Les chondrites carbonées de type Vigarano (CV) possédant une aimantation rémanente, les modèles les plus récents s’accordent pour interpréter ces météorites comme provenant de la croûte non fondue d’un corps primitif différencié; la désintégration de l’26Al assurant la source de chaleur interne, et les différents degrés de métamorphisme et d’oxydo-réduction enregistrées par ces météorites indiquant une croûte stratifiée se refroidissant par le haut par conduction (Fig. 1).

Par un travail d'inventaire conséquent sur la minéralogie de ces phases secondaires (Fig. 2), les chercheurs mettent en évidence la présence de phases stables dans des conditions de très faibles activités de silice. La modélisation thermodynamique incluant, pour la première fois, l'effet de l'activité de la silice, leur a permis de définir les gammes de température et les conditions d'oxydo-réduction de stabilité de ces minéraux. En démontrant que ces phases sont toutes stables dans des conditions uniquement réductrices, les auteurs montrent tout d’abord que la classification traditionnelle entre chondrites carbonées de type oxydée (CVOxA, CVOxB) et réduite (CVRed) n’a plus lieu d’être. Deuxièmement, que ces phases sont vraisemblablement le résultat de la précipitation à partir d’un fluide de faible activité de silice et réducteur (rapport H2/H2O, CO/CO2 élevés) dans des gammes de température compatibles avec la préservation de la matière organique ou de sa maturation.
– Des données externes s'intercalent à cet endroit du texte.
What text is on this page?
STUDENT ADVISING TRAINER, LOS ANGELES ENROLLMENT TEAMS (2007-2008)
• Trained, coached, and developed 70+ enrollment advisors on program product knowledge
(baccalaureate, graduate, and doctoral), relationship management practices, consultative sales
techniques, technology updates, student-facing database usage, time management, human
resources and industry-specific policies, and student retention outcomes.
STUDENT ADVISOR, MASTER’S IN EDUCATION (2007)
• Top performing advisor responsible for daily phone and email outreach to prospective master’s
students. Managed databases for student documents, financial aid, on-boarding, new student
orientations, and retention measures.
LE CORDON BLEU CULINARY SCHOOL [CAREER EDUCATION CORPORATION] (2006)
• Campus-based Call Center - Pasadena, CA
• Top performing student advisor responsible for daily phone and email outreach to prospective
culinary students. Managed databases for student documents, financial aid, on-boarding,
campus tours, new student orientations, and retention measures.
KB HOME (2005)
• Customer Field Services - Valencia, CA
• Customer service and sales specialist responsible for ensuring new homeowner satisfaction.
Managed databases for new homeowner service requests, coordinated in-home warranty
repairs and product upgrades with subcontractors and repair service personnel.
Ces données sont par ailleurs en adéquation avec la présence limitée de serpentine dans ces météorites, témoin d'une faible altération aqueuse des olivines, constituant principal de la matrice des chondrites carbonées.

a) modèles de formation des chondrites carbonées de type CV dans la « croûte » thermiquement stratifié d’un corps parent et nouveau modèle proposé, dans lequel ces chondrites proviennent d’une croûte percolée par un fluide chaud réducteur.
(b) Détail de la matrice de la chondrite Bali et d’une inclusion sombre dans la matrice d’Allende, montrant un abondance relativement élevée des minéraux secondaires (en rouge) et leur disposition qui peut être organisée autour des chondres et/ou selon des réseaux.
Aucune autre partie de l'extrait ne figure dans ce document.